We have an amazing opportunity ahead at Kyndryl to create a company brand that will stand apart in the market by leading with our people first. Once we are an independent company, each Kyndryl employee will advance the vital systems that power human progress. Our people are devoted, restless, empathetic, and anticipatory – key qualities needed as we build on existing customer relationships and cultivate new ones. Our people are at the heart of this business and I am deeply hopeful and excited for our future.
What experiences have helped prepare you for this new opportunity?
I’ve had a very rich and diverse career history at IBM that has lasted 25+ years. I started out in sales but landed explored opportunities at IBM in different roles, business units, geographies, and functions. Marketing and business are my passions and I landed on Marketing because it allowed me to utilize both my left and right brain, bringing together art and science. In college, I was no tonly a business major, but an art major.

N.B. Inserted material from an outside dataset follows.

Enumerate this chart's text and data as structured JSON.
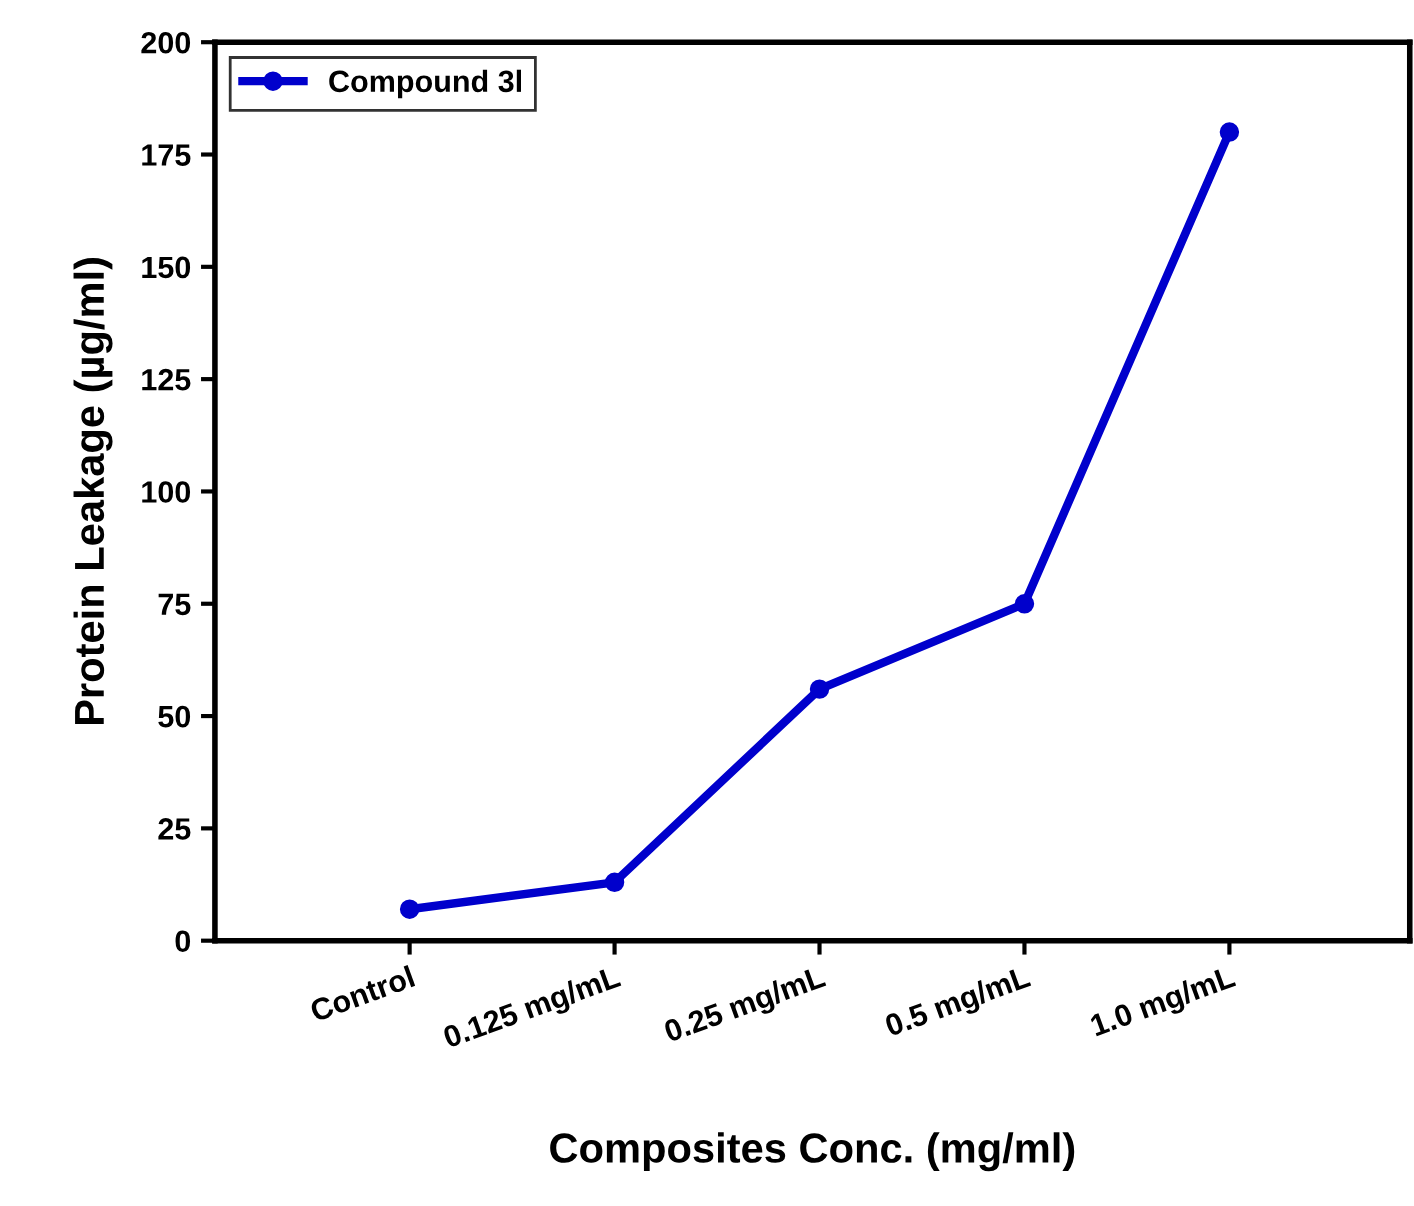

I love marketing because I can leverage my extensive knowledge of business, while also being able to think openly and creatively.
The opportunities I was given during my time at IBM and my natural curiosity have led me to the path I’m on now and there’s no better next career step than a once-in-a-lifetime-opportunity to help launch a company. The core of my role at Kyndryl is to create a culture centered on our people and growing up in my career at IBM has allowed me to see first-hand how to prioritize people and ensure they are at the heart of progress in everything Kyndryl will do.
How would you describe your leadership style?
I believe that people aren't your greatest assets, they are your only assets. My platform and background for leadership has always been grounded in authenticity to who I am and centered on diversity and inclusion. I immigrated to the US from Chile when I was 10 years old and so I know the power and beauty that comes from leaning into what makes you different from other people, and that's what I want every person in my marketing organization to feel – the value in bringing their most authentic self to work every day. The way our employees feel when they show up for themselves authentically is how they will also show up for our customers, and strong relationships drive growth.
I think this is especially true in light of a world forever changed by the pandemic. Living through such an unprecedented time has reinforced that we are all humans. We can't lead or care for one another without empathy and I think leaders everywhere have been reminded of this.
What’s the best leadership advice you’ve received?
When I was growing up as an immigrant in North Carolina, I often wanted to be just like everyone else. But my mother always told me: Be unique, be memorable – you have an authentic view and experience of the world that no one else will ever have, so don't try to be anyone else but you.
What does success look like to you?
I think the concept of success is multi-faceted. From a career perspective, being in a job where you're respected and appreciated, and where you can see how your contributions are providing value by motivating your teams to be better – that's success! From a personal perspective, there is no greater accomplishment than investing in the next generation. I love mentoring younger professionals – they are the future. I want my legacy as a leader to include providing value in work culture, but also in leaving a personal impact on the lives of professionals who will carry the workforce forward. Finding a position in life with a job and company that offers me a chance at all of that is what success looks like to me.
What advice would you give to your younger self just starting out in the industry?
I've always been a naturally curious person and it's easy for me to over-commit to projects that pique my interest. I've learned over years of practice how to manage that, so to my younger self I’d say… prioritize the things that are most important, and then become amazing at those things.